Tennessee is a more recent addition to the states requiring training and curriculum on foundational reading skills. Its literacy law passed in 2020. The state also used relief funds for summer learning and high-dosage tutoring.

Dale Chu, a fellow with the conservative Thomas B. Fordham Institute and a policy consultant who focuses on assessment, sees an additional reason for achievement gains in Tennessee: Despite the pandemic, the state was less divided over education.

“Unlike any other state, they’ve largely had bipartisan continuity on education policy across three administrations,” he said.

Parent advocate Sonya Thomas, executive director of Nashville Propel, said the scores are good news for students in the early grades since Tennessee “spent several decades” near the bottom in most educational rankings. But she’s less optimistic about older students’ opportunities to catch up. Many, she said, are “several grade levels behind.”

‘Give this some time’

Despite the positive developments, researchers and testing experts urge caution about interpreting the increase in proficiency rates as a sign of true recovery.

Scott Marion, president and executive director of the Center for Assessment, said Oster provides “a pretty useful look” at where states stand. But assessments aren’t comparable across states; what counts as proficient in one isn’t necessarily the same in another.

Overall proficiency rates also tell just part of the story. In South Carolina, for example, racial achievement gaps haven’t changed much. In 2018, there was a 45 percentage point difference in proficiency rates between Asian and Black students in English language arts. Now it’s 43 points. In math, the gap has actually increased — from 52 to 54 percentage points.

Additionally, some students never cross the threshold from one achievement category to the next, in terms of going from “does not meet expectations” to “approaches expectations,” said Dan Goldhaber, director of the Center for Analysis of Longitudinal Data in Education Research at the American Institutes for Research.

“I’m particularly worried about kids at the bottom, who were unlikely to be proficient before or after the pandemic,” he said.

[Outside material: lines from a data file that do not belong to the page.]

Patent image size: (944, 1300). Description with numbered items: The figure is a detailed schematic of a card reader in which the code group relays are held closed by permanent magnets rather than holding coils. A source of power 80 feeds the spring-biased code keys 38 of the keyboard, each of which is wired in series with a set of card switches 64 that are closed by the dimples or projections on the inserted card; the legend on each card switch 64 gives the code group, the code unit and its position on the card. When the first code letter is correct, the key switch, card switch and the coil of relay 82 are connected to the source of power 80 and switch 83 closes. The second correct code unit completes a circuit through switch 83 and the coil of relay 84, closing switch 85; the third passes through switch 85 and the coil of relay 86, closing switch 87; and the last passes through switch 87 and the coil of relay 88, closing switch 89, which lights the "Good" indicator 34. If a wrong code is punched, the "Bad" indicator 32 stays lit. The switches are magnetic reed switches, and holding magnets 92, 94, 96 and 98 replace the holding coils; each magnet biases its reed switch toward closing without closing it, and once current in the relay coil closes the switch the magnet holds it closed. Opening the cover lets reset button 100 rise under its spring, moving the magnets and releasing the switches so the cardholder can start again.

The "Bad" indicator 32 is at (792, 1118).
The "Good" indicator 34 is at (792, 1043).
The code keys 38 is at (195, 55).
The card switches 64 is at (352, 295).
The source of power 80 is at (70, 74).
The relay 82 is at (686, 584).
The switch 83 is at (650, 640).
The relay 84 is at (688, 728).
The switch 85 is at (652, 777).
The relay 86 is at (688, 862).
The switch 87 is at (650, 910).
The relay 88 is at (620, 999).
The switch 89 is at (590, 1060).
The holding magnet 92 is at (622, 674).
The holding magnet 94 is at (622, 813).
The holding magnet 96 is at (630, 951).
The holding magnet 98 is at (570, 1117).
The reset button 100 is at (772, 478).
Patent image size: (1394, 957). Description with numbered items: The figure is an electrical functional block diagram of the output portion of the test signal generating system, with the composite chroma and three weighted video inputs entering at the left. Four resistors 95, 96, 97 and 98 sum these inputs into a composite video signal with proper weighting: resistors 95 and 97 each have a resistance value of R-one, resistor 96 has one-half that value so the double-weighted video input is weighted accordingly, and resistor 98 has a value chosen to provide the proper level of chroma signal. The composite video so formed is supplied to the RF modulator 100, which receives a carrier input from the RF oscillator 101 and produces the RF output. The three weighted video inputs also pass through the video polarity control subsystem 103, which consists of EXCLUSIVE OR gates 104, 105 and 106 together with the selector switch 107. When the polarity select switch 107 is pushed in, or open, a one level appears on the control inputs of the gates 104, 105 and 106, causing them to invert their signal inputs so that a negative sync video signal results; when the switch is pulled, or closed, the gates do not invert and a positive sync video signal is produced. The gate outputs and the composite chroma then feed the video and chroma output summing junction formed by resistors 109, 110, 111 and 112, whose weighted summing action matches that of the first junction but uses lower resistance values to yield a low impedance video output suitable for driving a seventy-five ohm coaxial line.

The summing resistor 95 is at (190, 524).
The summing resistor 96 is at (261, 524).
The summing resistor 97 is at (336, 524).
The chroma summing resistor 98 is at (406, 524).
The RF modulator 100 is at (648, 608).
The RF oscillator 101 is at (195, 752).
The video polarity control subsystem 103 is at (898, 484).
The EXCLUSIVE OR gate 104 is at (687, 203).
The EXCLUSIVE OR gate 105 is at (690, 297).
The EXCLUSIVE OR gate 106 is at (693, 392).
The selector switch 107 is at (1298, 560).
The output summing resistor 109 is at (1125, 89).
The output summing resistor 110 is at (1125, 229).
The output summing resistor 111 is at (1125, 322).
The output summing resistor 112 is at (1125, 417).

In most states, proficiency rates in reading are still stuck below pre-pandemic levels. Scores in math are headed in the right direction; nearly all are “making progress,” according to Oster.

But her summary serves as a reminder of how long it will take for some students to rebound, Chu said. “If you look at learning loss and what schools need to do to catch up, there’s no precedent,” he said. “The [education] system has never done this before.”

Despite billions in federal relief funds for tutoring, summer school and extra staff in the classroom, five states — Arkansas, Delaware, Massachusetts, Minnesota and Nevada — have continued to lose ground in reading since 2019. The percentage of students scoring proficient or above dropped this year.

Minnesota, for one, is several years behind states like Mississippi in requiring reading instruction to include phonics. Just this year, the state passed the READ Act, legislation that provides $70 million for “science of reading” training and curriculum.

Last month, the Minneapolis district’s disappointing literacy results sparked a sobering discussion at a school board meeting.

“I would not say that it is a privilege to share this data,” Sarah Hunter, the district’s executive director of strategic initiatives, told the board. Since 2022, the percentage of district students who scored proficient decreased from 42% to 41% — the third consecutive year of decline. Board members blamed the pandemic and urged patience.

“I know our scores are still low,” said Ira Jourdain. “Let’s give this some time.”

Such comments left some advocates feeling uneasy.

“How do we hold districts accountable?” asked Josh Crosson, executive director of EdAllies in Minneapolis. “We have a lot of funding that goes to schools that aren’t doing well in literacy.”

He thinks the READ Act is a step forward, but doesn’t do enough to integrate literacy training and teacher preparation.

“I don’t think we’re going to see improved outcomes in these first couple months,” he said. “I think we’re going to see improved outcomes in the next few years.”